By Dr. Jennifer Challenger DVM, MPH
February is a time of year when loved ones express their affection for each other by giving and receiving chocolates and flowers. It is nice to remember our pets on this special day, as well. However, it is never in the best interest of our four-legged friends to give them easy access to chocolates or flowers. As many of you already know, if a pet eats chocolate, there can be serious health consequences. Some of the common side effects include vomiting, diarrhea and even seizures.

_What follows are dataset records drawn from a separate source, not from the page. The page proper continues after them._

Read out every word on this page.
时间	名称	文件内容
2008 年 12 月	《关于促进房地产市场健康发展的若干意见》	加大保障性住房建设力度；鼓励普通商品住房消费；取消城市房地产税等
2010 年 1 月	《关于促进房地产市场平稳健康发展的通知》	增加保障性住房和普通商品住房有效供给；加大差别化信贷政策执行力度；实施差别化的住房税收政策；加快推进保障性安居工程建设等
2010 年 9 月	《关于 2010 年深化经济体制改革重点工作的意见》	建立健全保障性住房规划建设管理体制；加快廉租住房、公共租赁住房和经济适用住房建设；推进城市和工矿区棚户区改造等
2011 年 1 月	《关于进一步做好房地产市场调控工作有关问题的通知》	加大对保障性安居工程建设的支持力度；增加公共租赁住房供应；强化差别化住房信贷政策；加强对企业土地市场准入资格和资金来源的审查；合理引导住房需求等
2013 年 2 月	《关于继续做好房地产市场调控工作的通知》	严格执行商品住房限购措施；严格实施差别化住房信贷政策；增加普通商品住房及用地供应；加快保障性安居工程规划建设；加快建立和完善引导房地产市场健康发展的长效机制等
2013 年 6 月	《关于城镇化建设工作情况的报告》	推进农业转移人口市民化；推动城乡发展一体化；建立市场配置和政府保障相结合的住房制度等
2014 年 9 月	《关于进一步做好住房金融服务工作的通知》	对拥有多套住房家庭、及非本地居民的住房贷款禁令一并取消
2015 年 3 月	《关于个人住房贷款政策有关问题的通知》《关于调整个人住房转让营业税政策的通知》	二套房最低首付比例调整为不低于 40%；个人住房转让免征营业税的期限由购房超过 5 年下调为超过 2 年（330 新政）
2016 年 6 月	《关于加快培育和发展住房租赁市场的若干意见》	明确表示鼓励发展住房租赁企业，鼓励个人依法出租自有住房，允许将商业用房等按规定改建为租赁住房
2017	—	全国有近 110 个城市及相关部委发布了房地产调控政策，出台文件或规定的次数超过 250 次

If you suspect that your pet has ingested any amount of chocolate, you may want to call your veterinarian to alert him or her of the situation. Depending on the type of chocolate eaten, you may have a life-threatening situation or you may just have a mess to clean up with no implications. Your vet may ask you to bring your pet into the office immediately so he or she can empty your pet’s stomach and give medications to help reverse the effects. Milk chocolate often only causes diarrhea and vomiting, but the ingestion of even a small amount of dark chocolate or baking chocolate can, in some cases, cause death. It is better to give your pet a treat that is made especially for dogs or cats, and keep your own goodies away from curious paws and mouths.
A beautiful bouquet of Valentine’s Day flowers also can have serious health consequences for our pets. Curious cats and dogs often can’t resist chewing and eating the leaves and petals of a florist’s creations, which can cause digestive problems, heart problems, kidney failure, liver disease and/or seizures. That’s why it is so important to display your flowers out of your pets’ reach. Certain flowers can be toxic if eaten. If you suspect or can confirm that your pet has eaten plant leaves or flower petals, the identity of the plant or flower is crucial in determining its toxicity. You can either call the ASPCA’S National Animal Poison Control Center at 1-888-426-4435, or contact your local veterinarian.
Common flowers and plants-including some often found in your own backyard-that are especially toxic and can be fatal if ingested include: Oleander, Lilies, Sago Palm nuts and seeds, Castor Bean, Azalea, Rhododendron, Chrysanthemum, Peace Lily, Tulip bulbs, Amaryllis, English Ivy and Autumn Crocus.
Everyone loves to receive chocolates, flowers or plants on Valentine’s Day. By making sure they are kept away from nosy canines or hungry felines, you can enjoy them safely with no fears of accidentally poisoning your pets. And remember to make the day special for pets by giving lots of love, extra attention and a few safe pet treats.